Female Teachers Aim High
The number of female headteachers in England has hit an ‘all-time high’, new research reveals.
The number of women at the top of the teaching profession has grown by 7% over the last five years, according to the latest figures from the National College for School Leadership (NCSL).
The NCSL Women in Headship study found that an increased emphasis on flexible working has played a significant role: 75% of respondents said that this made the position of headteacher more attractive to women.

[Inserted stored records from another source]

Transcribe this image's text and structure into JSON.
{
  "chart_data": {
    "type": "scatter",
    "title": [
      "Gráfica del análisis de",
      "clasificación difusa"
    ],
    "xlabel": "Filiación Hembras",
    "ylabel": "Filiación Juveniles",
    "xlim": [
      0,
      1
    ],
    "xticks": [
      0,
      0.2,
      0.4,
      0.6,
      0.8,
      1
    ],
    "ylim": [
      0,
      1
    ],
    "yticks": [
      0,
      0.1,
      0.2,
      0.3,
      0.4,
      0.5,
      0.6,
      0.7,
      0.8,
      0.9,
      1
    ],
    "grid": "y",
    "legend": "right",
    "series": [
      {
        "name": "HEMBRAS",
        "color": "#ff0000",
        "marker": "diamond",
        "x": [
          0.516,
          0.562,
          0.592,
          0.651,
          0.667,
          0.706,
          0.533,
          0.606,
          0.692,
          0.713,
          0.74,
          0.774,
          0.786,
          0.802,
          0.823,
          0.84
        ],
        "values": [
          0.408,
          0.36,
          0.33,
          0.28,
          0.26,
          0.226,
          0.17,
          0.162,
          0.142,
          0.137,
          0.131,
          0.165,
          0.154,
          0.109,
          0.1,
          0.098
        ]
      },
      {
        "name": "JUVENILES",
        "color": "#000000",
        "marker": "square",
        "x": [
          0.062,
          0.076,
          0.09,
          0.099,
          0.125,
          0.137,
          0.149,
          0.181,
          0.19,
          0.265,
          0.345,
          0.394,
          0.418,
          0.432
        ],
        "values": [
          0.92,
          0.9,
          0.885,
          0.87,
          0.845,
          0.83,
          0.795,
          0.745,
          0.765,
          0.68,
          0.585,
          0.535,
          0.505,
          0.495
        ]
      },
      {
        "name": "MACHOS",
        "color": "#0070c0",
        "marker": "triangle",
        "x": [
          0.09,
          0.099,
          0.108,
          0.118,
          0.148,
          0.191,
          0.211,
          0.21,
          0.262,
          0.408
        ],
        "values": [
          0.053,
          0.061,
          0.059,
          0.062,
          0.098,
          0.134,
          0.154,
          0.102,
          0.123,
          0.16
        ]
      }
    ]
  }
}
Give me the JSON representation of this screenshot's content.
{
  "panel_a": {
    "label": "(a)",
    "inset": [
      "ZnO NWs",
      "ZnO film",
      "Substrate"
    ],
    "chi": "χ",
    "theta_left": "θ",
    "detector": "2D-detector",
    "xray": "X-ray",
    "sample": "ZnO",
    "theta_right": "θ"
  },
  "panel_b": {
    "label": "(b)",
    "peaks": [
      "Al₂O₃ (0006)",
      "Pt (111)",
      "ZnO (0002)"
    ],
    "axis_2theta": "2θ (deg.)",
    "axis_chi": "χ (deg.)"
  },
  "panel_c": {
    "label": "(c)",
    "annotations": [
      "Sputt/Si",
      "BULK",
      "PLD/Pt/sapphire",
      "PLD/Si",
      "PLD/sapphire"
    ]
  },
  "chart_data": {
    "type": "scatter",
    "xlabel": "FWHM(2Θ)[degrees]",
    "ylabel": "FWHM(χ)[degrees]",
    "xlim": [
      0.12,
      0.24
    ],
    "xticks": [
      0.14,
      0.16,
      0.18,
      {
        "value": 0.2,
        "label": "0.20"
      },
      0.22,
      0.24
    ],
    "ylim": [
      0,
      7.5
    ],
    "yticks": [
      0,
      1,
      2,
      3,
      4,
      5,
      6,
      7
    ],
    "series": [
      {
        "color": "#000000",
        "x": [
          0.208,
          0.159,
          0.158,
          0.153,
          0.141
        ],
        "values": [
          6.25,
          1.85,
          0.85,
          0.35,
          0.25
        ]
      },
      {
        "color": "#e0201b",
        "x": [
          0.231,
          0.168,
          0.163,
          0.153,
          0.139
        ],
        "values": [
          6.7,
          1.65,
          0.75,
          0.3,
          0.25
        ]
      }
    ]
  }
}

Over half of those surveyed stated that gender discrimination is much less of a barrier to career progression than it once was.
Respondents said that the qualities that make women particularly suited to headship include empathy, multi-tasking and time management.
However, the NCSL said women remain under-represented in school leadership: just 36% of secondary school headteachers are female, even though 57% of teachers in these institutions are women.
Commenting, NCSL National Succession Consultant and former headteacher Maggie Roger said:‘Self-belief can be an issue for candidates, including women, and our advice is that if you believe in yourself, you are more likely to succeed.’
The Women in Headship research was carried out by ICM research between 16th January – 6th February 2008. ICM conducted 1,090 interviews with female teachers (573) and female headteachers (517) in school locations by telephone.
The minimum starting salary for a new qualified teacher currently stands at £20,133, rising to £24,168 in London.